Now, lest anyone be confused, let me state that Hawking strenuously denies charges that he is an atheist. When he is accused of that he really gets angry and says that such assertions are not true at all. He is an agnostic or deist or something more along those lines. He's certainly not an atheist and not even very sympathetic to atheism.

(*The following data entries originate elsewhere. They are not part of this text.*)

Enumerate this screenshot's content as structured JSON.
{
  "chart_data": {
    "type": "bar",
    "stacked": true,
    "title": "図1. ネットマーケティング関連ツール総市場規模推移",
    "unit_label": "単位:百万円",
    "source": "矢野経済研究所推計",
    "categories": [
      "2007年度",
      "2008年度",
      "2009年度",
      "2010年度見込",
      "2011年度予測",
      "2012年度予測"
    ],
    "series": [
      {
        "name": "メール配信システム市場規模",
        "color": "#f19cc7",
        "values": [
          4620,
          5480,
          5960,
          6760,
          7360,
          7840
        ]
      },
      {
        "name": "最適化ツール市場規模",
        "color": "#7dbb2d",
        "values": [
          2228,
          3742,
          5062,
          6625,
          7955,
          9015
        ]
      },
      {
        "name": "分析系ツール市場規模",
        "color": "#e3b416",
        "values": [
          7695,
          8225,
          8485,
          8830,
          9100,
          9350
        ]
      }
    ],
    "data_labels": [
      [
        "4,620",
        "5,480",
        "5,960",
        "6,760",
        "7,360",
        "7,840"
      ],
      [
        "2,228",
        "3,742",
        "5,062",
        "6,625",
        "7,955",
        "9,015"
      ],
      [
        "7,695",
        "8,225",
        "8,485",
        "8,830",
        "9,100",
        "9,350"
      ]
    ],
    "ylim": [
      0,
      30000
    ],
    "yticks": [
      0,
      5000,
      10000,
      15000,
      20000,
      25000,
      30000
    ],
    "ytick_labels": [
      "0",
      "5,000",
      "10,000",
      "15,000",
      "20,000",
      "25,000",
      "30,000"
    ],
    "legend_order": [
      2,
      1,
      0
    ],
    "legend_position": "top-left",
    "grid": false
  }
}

You are a phony...and I am thoroughly enjoying schooling you.

farmerman
 
  1  
Reply Mon 2 Aug, 2021 04:31 am
@Frank Apisa,
einstein was a kind of IDer but he more allowed that the universe was "programmed" by forces that he had no iea about. Jut becaue the name Einstein is stuck onto something, be aware that hewas a gifted human being with his own foibles an silly beliefs. His analogies about a "god" were as you stated, that of a commited agnostic.
I always used Darwin as an xample, of being rong in a big way that doesnt rally interfere with your basic lesson plan. In reality his own hypothesis , his THEORY of NATURAL SELECTION would collapse merely under the **** he said about how a heritable trait would disappear (primarily by "dilution" after several generations)> So Darwin really required all his mutants to have "refreshed the heritable trait into each NEW generation.
Darwin knew **** all about genetics. So too, Einstein knew squat about the world of the very small and how it affects the world f the very large.

The Anointed
 
  -2  
Reply Mon 2 Aug, 2021 06:40 am
@farmerman,
Darwin knew **** all about genetics. So too, Einstein (One of the greatest of all scientist) knew squat about the world of the very small, but farmerman knows everything about everything. Ah, good heavens, that man cracks me up.